Donations to this Ministry for the Housing Fund can be made in U.S. Funds via money order or bank checks made payable to Rochdale Village Inc. 169-65 137th Avenue, Jamaica, NY 11434, Account No. 083-11G-16924 or directly to deborah.palmer280@gmail.com via Paypal.  Thank you and God Bless.

Make it Like it Was


Make it Like It Was

 http://www.youtube.com/watch?v=OqwdcemkHgc

 Since I’ve been laid up for over a week and this pain won’t let me rest I decided to take a walk down memory lane as inspired by the photo of me at around age five or six.

Me at around age five or six
Little Me

 

Age 5 – I was eating Rice Krispies

Age 50+ My body sounds like Rice Krispies. “Snap, Krackle, Pop!” Every muscle, tendon and joint aches and if I tried to do that Pop and Lock dance from the 70s I’d stay that way!

Age 5: I could eat anything I wanted and as much of it as my little tummy could hold.

Age 50+ My various doctors tell me constantly what I can and cannot eat.

Age 5: Never knew what sickness was. I do remember having Chicken Pox and the Measles but a visit to the doctor, a little calamine lotion, plus extra love from Mommy and Daddy and I was up on my feet in a few days.

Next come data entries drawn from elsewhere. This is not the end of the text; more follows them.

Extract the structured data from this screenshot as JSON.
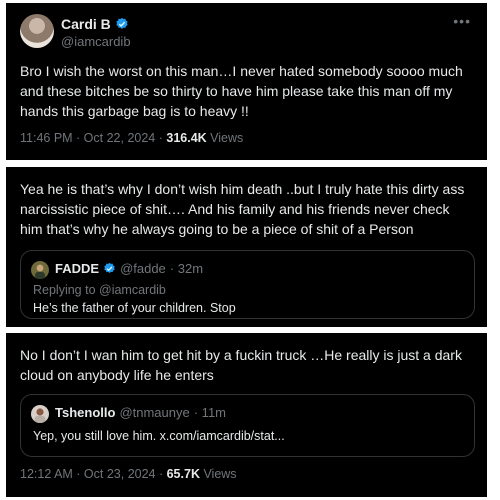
{
  "tweet1": {
    "name": "Cardi B",
    "handle": "@iamcardib",
    "more_icon": "ellipsis-icon",
    "text": "Bro I wish the worst on this man…I never hated somebody soooo much and these bitches be so thirty to have him please take  this man off my hands this garbage bag  is to heavy !!",
    "time": "11:46 PM · Oct 22, 2024 · ",
    "views_count": "316.4K",
    "views_label": " Views"
  },
  "tweet2": {
    "text": "Yea he is that’s why I don’t wish him death ..but I truly hate this dirty ass narcissistic piece of shit…. And his family and his friends never check him that’s why he always going to be a piece of shit of a Person",
    "quote": {
      "name": "FADDE",
      "handle": "@fadde",
      "time": "· 32m",
      "replying_to": "Replying to @iamcardib",
      "text": "He’s the father of your children. Stop"
    }
  },
  "tweet3": {
    "text": "No I don’t I wan him to get hit by a fuckin truck …He really is just a dark cloud on anybody life he enters",
    "quote": {
      "name": "Tshenollo",
      "handle": "@tnmaunye",
      "time": "· 11m",
      "text": "Yep, you still love him. x.com/iamcardib/stat..."
    },
    "time": "12:12 AM · Oct 23, 2024 · ",
    "views_count": "65.7K",
    "views_label": " Views"
  },
  "colors": {
    "background": "#000000",
    "text": "#e7e9ea",
    "muted": "#71767b",
    "verified": "#1d9bf0",
    "border": "#2f3336"
  }
}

Age 50+ I estimate I’ve been in some doctor’s office, sick at home or in the hospital every other month for the last two years.

Age 5: Penny candies.

Age 50+ Advil, Tylenol, Ambien, High Blood Pressure pills, etc…

Age 5: I was very inquisitive, creative and innovative. My parents encouraged and supported me in all my endeavors. Of course as a child I also had endless amounts of playtime. Even when my baby brother couldn’t or wouldn’t play with me I had imaginary friends plus I loved playing with ants. Probably from the ants point of view I was a sadistic child torturing them and they were glad when my Mom called me in for lunch or dinner!

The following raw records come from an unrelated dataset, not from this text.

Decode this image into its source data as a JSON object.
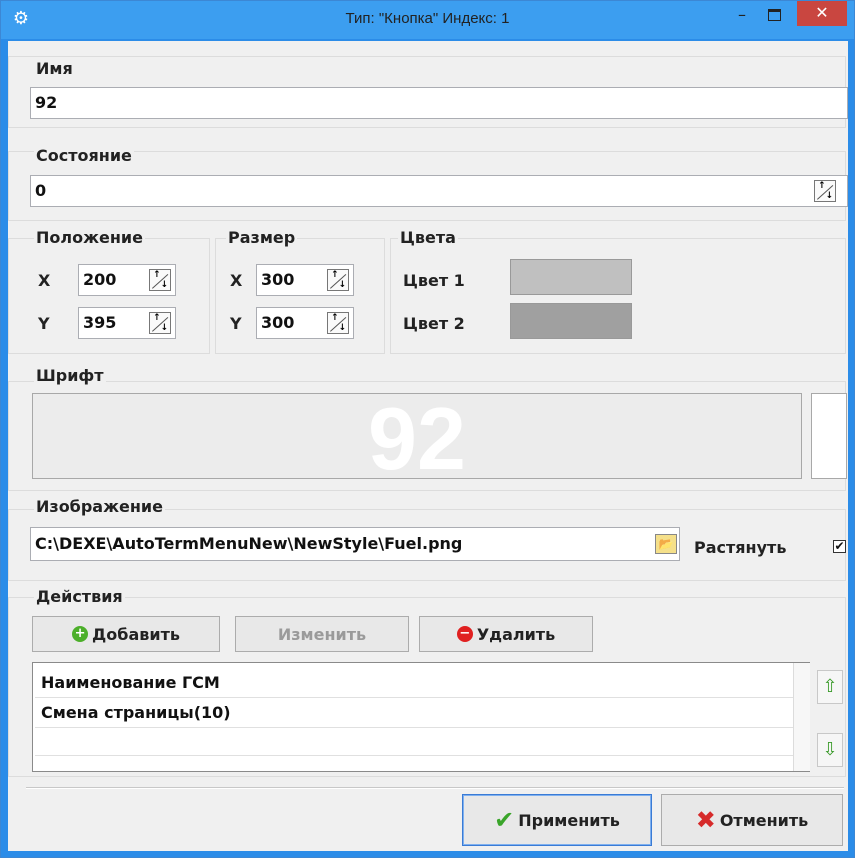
{
  "window": {
    "title": "Тип: \"Кнопка\" Индекс: 1",
    "icon": "gear-icon",
    "minimize_glyph": "–",
    "close_glyph": "✕"
  },
  "name_group": {
    "title": "Имя",
    "value": "92"
  },
  "state_group": {
    "title": "Состояние",
    "value": "0"
  },
  "position_group": {
    "title": "Положение",
    "x_label": "X",
    "x_value": "200",
    "y_label": "Y",
    "y_value": "395"
  },
  "size_group": {
    "title": "Размер",
    "x_label": "X",
    "x_value": "300",
    "y_label": "Y",
    "y_value": "300"
  },
  "colors_group": {
    "title": "Цвета",
    "color1_label": "Цвет 1",
    "color1": "#c0c0c0",
    "color2_label": "Цвет 2",
    "color2": "#a0a0a0"
  },
  "font_group": {
    "title": "Шрифт",
    "preview_text": "92"
  },
  "image_group": {
    "title": "Изображение",
    "path": "C:\\DEXE\\AutoTermMenuNew\\NewStyle\\Fuel.png",
    "stretch_label": "Растянуть",
    "stretch_checked": true,
    "check_glyph": "✔"
  },
  "actions_group": {
    "title": "Действия",
    "add_label": "Добавить",
    "edit_label": "Изменить",
    "delete_label": "Удалить",
    "items": [
      "Наименование ГСМ",
      "Смена страницы(10)"
    ]
  },
  "footer": {
    "apply_label": "Применить",
    "cancel_label": "Отменить"
  }
}
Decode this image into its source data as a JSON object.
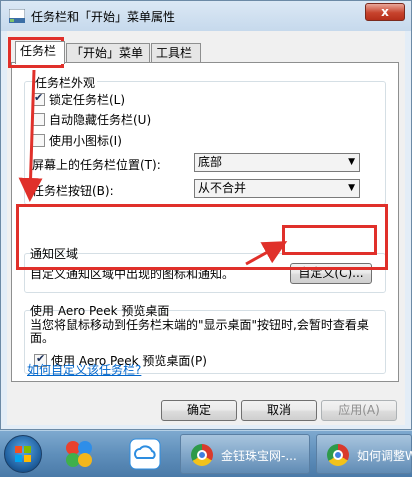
{
  "window": {
    "title": "任务栏和「开始」菜单属性",
    "close_label": "x"
  },
  "tabs": [
    {
      "label": "任务栏",
      "active": true
    },
    {
      "label": "「开始」菜单",
      "active": false
    },
    {
      "label": "工具栏",
      "active": false
    }
  ],
  "appearance": {
    "title": "任务栏外观",
    "lock_taskbar": {
      "label": "锁定任务栏(L)",
      "checked": true
    },
    "autohide": {
      "label": "自动隐藏任务栏(U)",
      "checked": false
    },
    "small_icons": {
      "label": "使用小图标(I)",
      "checked": false
    },
    "position": {
      "label": "屏幕上的任务栏位置(T):",
      "value": "底部"
    },
    "buttons": {
      "label": "任务栏按钮(B):",
      "value": "从不合并"
    }
  },
  "notification": {
    "title": "通知区域",
    "description": "自定义通知区域中出现的图标和通知。",
    "customize_label": "自定义(C)..."
  },
  "aero_peek": {
    "title": "使用 Aero Peek 预览桌面",
    "description": "当您将鼠标移动到任务栏末端的\"显示桌面\"按钮时,会暂时查看桌面。",
    "checkbox": {
      "label": "使用 Aero Peek 预览桌面(P)",
      "checked": true
    }
  },
  "help_link": "如何自定义该任务栏?",
  "footer": {
    "ok": "确定",
    "cancel": "取消",
    "apply": "应用(A)"
  },
  "taskbar": {
    "apps": [
      {
        "label": "金钰珠宝网-..."
      },
      {
        "label": "如何调整Wi"
      }
    ]
  },
  "colors": {
    "highlight": "#e0302a",
    "link": "#0066cc"
  }
}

Age 50+ The institution discourages creativity or thinking of any kind. I’m now paid to be a drone, a wage slave, a mindless robot. In fact I’ve been warned by a certain supervisor that any deviation from the expected will result in disciplinary action. So I hide my intelligence and let everyone think that I’m stupid. Makes life easier.

However during the little free time I have when I’m not ill or an inmate of the asylum,  I enjoy being outdoors watching people and exploring. I especially enjoy the Botanic Gardens. Any of them, in any borough. I’m not particular. If I could get to the zoo I’d go there also.

One good difference between ages five and fifty-one is that now I hate television. Got rid of the TV back in January and don’t miss it. My vision has diminished so it’s very difficult for me to watch television. Gives me headaches. Plus there is nothing of value on TV anymore. Growing up in the 1960s was the golden age of television; mind you I was watching Felix the Cat and other old time cartoons, a few game shows, Romper Room, Batman, the Green Hornet, etc….

Also unlike today’s parents my mother and father restricted my TV viewing. I did not have a TV in my bedroom.  We had that one Black & White RCA Victor vacuum tube television in the living room which my father controlled. To this day I still hate Lawrence Welk and Mitch Miller! My parents were old-fashioned and expected me to spend most of my free time if not playing, then reading or drawing. As a result I could read by the time I was four and was a pretty good artist ages seven to seventeen.

Well enough walking down memory lane. Time for lunch with a side of Advils. Oh yes, the glories of getting older.